In vitro models, including organoids, engineered tissues and organ-on-a-chip technologies, have benefitted from decades of advances in cell bioengineering, biomaterials engineering and microfluidics, to offer complex and relevant insights into human physiology at a fraction of the cost of traditional animal studies. Research estimates that if organ-on-a-chip platforms were to be fully integrated into pharmaceutical workflows, R&D costs would fall by 26%, amounting to $49bn a year.

Ex vivo methodologies, facilitated through perfusion systems such as OrganOx, which leverages advanced sensing and control technologies, have the capability to repurpose donated organs initially deemed unsuitable for transplantation. This process extends the viability of these organs outside of the body, thereby contributing a highly valuable resource to accelerate research and development for new drugs and medical technologies.

The rise of in silico modelling, powered by exascale computing and artificial intelligence, is transforming drug discovery and design. Companies like InSilico Medicine have demonstrated the ability to fast-track drug development at a fraction of the time and cost traditionally incurred.

These are not merely fringe endeavours, undertaken by a handful of small spin-outs from Universities either. There is a significant and growing swell of interest and investment from the big players. Collaborative publications between commercial organ-on-a-chip developers and industry partners have doubled from four years ago and are now numbering in the hundreds. Roche and AstraZeneca are emerging as global leaders working to validate organ-on-a-chip models, with 13 and 8 collaborative publications, respectively. Others, including Sanofi, Merck, GSK, Pfizer, J&J and many more have also been active, each co-authoring 2 or more collaborative publications in this field.

Similarly, traditional pharmaceutical companies are eager not to miss the opportunities presented by the innovators in AI-driven drug discovery. Companies such as J&J, GSK, AstraZeneca, Novartis, Pfizer, Sanofi and Eli Lilly, among others, have made substantial investments in AI for drug discovery. The private equity landscape for the sector has seen several companies raising hundreds of millions in venture capital, such as Beijing-based MegaRobo Technologies ($300 million Series C) and Massachusetts-based ConcertAI ($150 million Series C), along with many more.

This signifies more than just a departure from outdated methodologies; it could be signalling a paradigm shift impactful enough to break Eroom’s Law.

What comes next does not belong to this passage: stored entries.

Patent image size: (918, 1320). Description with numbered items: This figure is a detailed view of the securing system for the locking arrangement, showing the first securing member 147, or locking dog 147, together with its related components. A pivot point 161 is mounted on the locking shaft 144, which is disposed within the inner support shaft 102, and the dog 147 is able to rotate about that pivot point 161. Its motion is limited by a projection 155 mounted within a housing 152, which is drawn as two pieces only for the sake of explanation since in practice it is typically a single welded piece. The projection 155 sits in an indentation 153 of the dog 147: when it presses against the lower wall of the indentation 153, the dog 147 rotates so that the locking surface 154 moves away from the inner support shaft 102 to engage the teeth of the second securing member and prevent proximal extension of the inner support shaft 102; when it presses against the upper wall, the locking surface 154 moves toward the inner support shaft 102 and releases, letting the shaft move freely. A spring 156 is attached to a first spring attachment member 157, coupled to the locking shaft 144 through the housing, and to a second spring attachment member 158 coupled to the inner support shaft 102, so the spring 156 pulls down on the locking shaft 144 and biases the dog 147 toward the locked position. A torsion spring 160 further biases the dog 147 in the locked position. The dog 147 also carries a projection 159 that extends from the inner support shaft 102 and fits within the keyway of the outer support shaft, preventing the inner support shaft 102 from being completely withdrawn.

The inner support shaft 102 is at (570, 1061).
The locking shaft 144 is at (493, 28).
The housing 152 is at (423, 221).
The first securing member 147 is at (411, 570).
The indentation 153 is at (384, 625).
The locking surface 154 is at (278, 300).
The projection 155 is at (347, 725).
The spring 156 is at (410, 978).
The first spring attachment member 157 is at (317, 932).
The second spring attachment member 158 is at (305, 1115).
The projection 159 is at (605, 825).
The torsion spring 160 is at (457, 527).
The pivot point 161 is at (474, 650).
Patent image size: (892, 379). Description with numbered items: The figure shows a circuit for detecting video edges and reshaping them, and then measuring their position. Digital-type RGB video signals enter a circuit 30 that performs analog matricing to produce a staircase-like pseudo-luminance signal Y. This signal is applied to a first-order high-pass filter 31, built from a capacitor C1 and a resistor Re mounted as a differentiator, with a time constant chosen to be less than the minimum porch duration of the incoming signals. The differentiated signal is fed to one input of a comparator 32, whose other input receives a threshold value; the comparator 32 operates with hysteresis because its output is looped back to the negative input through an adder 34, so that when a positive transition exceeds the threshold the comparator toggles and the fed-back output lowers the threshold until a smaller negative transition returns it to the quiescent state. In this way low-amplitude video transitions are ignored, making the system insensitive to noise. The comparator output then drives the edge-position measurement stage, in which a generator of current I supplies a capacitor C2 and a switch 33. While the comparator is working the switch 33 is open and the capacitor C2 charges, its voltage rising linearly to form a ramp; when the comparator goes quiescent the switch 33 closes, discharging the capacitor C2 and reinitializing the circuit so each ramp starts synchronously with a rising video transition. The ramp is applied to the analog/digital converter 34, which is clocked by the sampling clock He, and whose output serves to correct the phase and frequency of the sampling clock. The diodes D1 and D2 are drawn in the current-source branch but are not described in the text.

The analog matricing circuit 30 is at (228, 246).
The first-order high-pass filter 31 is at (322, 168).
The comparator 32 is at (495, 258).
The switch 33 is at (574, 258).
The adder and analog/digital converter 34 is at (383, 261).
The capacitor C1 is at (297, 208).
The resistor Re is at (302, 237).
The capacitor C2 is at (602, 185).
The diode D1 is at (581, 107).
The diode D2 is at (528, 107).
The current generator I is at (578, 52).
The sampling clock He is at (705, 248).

While challenges remain, the combination of regulatory changes and technological innovation paints a promising picture for the future – where drug development technology is not only more efficient and affordable, but also minimises, or possibly eradicates, the need for animal testing. The pharmaceutical landscape is evolving and this may indeed be the beginning of a transformative era that redefines the future of drug discovery technology.